Дон Хуан лишь покачал головой. Если бы в Севилье были подобные обычаи, то он не провалялся бы между жизнью и смертью месяц в постели, пронзенный мечом дона Спинелло.

Он понял и другое. В Париже слежка за благородными дамами и принуждение их вступить в связь под угрозой разоблачения были бы совершенно невозможны! Потому что понятие «угроза разоблачения» звучит для здешних ветрениц просто нелепо.

– А во-вторых, друг мой, – продолжил виконт, – у меня сложилось впечатление, что при желании драться из-за жены графу де Ла Моту просто не с кем!

– Неужели у такой красавицы нет любовника? – не поверил дон Хуан.

– Я бы не стал высказываться так определенно, – досадливо поморщился Нарбонн. – Хотя о таких вещах в Ситэ быстро становится известно всем. Так что либо графиня Диана и ее неведомый избранник соблюдают неслыханную осторожность, либо…

– Что? – взглянул на него де Тенорио.

– Ее просто не интересуют мужчины.

– То есть? – не понял кастилец.

– То есть вообще, – ответил виконт. – Не только я, но и другие уже поговаривают о довольно странной дружбе графини со своими юными незамужними племянницами. Неужели у вас в Кастилии не слыхали о таком женском пороке?

– Этого не может быть! – воскликнул пораженный дон Хуан.

– Да-да, разумеется, – поспешил согласиться Нарбонн. – Ситэ – это территория самых скабрезных слухов…

Виконт Нарбоннский пристально смотрел на кастильца, что-то обдумывая.

– А знаете что? – вдруг решительно заговорил он. – Попытайтесь, любезный дон Жуан! Вы иностранец, а это в глазах женщин придает мужчине особый шарм. К тому же на днях вы уезжаете из Парижа, возможно – навсегда. Как знать, быть может, наша неприступная крепость на сей раз капитулирует… Так что мой вам совет – попытайтесь!
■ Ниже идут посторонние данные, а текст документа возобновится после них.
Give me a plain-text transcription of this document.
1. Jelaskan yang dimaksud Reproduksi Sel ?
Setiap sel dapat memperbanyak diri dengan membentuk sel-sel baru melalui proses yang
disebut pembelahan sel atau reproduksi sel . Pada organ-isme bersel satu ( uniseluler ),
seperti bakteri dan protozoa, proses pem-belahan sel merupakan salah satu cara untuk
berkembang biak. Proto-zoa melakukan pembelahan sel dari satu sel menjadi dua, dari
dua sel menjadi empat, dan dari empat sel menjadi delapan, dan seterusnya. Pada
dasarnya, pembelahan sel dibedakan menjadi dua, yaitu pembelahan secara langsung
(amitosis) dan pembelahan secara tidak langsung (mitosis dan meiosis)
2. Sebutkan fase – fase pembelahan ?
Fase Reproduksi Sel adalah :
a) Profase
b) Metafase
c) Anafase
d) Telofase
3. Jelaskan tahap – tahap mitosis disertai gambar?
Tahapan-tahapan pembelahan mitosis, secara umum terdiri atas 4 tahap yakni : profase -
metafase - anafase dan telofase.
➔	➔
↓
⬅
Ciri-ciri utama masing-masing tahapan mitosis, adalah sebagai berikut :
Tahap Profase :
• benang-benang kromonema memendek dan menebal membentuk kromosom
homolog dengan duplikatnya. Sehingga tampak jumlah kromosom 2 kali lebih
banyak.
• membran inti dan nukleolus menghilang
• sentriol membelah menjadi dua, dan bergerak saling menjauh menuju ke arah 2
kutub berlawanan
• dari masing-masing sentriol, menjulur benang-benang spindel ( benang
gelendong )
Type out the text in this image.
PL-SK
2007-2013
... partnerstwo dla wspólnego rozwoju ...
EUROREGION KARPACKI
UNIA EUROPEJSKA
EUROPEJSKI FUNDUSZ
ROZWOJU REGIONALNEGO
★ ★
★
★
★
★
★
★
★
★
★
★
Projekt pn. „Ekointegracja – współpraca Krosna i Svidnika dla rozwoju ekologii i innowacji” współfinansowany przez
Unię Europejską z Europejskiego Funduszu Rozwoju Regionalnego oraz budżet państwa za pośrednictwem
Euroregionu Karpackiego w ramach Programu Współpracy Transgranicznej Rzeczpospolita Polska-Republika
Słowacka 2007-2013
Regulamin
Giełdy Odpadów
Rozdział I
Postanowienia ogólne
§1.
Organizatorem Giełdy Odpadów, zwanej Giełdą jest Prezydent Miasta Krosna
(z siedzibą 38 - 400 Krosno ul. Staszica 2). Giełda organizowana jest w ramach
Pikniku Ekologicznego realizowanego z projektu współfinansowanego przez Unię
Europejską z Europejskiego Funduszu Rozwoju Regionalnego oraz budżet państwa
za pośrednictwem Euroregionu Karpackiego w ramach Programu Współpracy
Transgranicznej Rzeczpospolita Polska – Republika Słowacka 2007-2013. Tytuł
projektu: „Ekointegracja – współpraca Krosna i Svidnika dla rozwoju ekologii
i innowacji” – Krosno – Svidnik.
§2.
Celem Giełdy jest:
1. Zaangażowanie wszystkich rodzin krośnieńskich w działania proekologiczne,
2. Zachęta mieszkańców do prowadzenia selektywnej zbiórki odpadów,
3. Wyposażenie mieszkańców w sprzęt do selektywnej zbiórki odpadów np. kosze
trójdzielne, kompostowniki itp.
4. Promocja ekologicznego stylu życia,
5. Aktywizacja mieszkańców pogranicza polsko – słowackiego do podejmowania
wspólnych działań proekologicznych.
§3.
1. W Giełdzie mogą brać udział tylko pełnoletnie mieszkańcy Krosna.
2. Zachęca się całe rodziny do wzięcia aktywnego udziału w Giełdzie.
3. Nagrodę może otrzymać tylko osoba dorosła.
– Но как? Как? – разволновался дон Хуан. – Я не представляю!

Он так возбудился, что потерял бдительность и даже не подумал о том, что подобные слова характеризуют его как законченного неудачника в любовных делах.

Жан Буридан несколько сгладил это впечатление:

– Действительно, виконт, как вы себе это представляете? Прямолинейность тут не пройдет. Не хватало еще, чтобы графиня Диана выставила на посмешище нашего кастильского гостя!

– Я беру подготовку на себя, – прищурился Нарбонн и в предвкушении забавного приключения потер ладони. – Завтра вечером состоятся придворные гулянья в парке Ситэ. Будет фейерверк, цирковое представление: медвежья борьба, трюки акробатов… Столы расставят прямо под открытым небом. Так вот, на правах старинного друга я приглашу графиню Диану посидеть на лавочке возле знаменитого Дуба свиданий. Вы, дон Жуан, заранее спрячетесь поблизости, чтобы услышать наш разговор.

– Зачем же мне подслушивать? – попытался поиграть в щепетильность дон Хуан.

– Видите ли, обычно, когда мы наедине, графиня до известной степени со мной откровенна, – пояснил виконт. – И если она задумает посмеяться над вами, то вы заранее об этом узнаете из нашей беседы.